On 13 May 2020, the European Commission issued a further press release bringing to the fore interoperability. It also tied contact tracing and interoperability in with a new package of measures announced by the Commission on 13 May 2020 to reboot travel and tourism in the EU: cross-border interoperability between tracing apps and across operating systems was recognised as allowing citizens to be warned of a potential infection when travelling in the EU.
In a Resolution of 17 April 2020, the European Parliament addressed this issue, agreeing on the voluntary use of the app, warning against data storage on centralised databases, and also advocated full transparency. It called on ‘the Commission and the Member States to publish the details of these schemes and allow for public scrutiny and full oversight by data protection authorities’, and agreed on the need for national and EU authorities to fully comply with data protection and privacy legislation. The Parliament reiterated that in a plenary debate last 14 May 2020, MEPs of the European Parliament reiterated the need for contact tracing apps to be ‘truly voluntary, non-discriminatory and transparent’, strictly limited to their purpose, for data to be deleted as soon as possible in the circumstances, and generally for data protection and privacy laws to be respected. They also repeated the need for a coordinated approach in the development and use of apps to ensure their cross-border interoperability, as also emphasised by the Commission.

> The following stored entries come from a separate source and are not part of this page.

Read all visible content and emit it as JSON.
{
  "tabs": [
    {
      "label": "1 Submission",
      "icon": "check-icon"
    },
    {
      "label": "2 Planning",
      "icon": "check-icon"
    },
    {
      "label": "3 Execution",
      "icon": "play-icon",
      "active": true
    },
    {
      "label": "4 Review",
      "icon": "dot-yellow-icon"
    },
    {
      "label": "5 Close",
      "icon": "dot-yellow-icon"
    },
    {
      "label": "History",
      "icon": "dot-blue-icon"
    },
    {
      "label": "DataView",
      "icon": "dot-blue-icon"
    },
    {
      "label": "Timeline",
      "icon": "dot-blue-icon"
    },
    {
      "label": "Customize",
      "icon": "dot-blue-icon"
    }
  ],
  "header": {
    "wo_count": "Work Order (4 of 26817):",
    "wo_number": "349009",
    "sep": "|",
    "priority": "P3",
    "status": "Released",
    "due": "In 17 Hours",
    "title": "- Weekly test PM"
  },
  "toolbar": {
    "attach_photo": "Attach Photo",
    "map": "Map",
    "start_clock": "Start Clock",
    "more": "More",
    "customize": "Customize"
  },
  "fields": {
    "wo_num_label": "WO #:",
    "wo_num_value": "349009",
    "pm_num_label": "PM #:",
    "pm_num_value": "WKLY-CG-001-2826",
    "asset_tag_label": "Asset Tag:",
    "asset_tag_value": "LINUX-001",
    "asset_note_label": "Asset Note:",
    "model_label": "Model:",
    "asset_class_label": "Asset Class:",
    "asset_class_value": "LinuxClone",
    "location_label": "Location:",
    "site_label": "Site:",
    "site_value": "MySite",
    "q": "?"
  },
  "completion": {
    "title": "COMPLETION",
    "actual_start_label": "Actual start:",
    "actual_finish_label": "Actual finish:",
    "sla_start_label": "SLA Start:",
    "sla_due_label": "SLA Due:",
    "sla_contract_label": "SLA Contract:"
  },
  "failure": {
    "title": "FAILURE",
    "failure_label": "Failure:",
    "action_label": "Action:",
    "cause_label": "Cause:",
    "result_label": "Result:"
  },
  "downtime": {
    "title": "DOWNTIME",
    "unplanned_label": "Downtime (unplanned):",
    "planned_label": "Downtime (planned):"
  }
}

A few days ago, the European Parliament reported that it will continue to monitor the situation: “We´ll keep a close eye that EU law principles and rules are respected throughout the fight against Covid-19. That includes apps and technologies to control the spread patterns of the pandemics.”
Common European Approach
The above shows a clear and unified EU response to the divergent courses of action being taken by Member States’ governments, private stakeholders, and supervisory authorities. The EDPB, EDPS, European Commission and European Parliament have all restated the same objectives: a common European approach, respect for the existing EU data protection law and fundamental rights, the voluntary and interoperable nature of the app, and respect for the principles of transparency, accountability, and security and more. Each has submitted how it thinks that could be achieved, and each will also be monitoring whether that is occurring.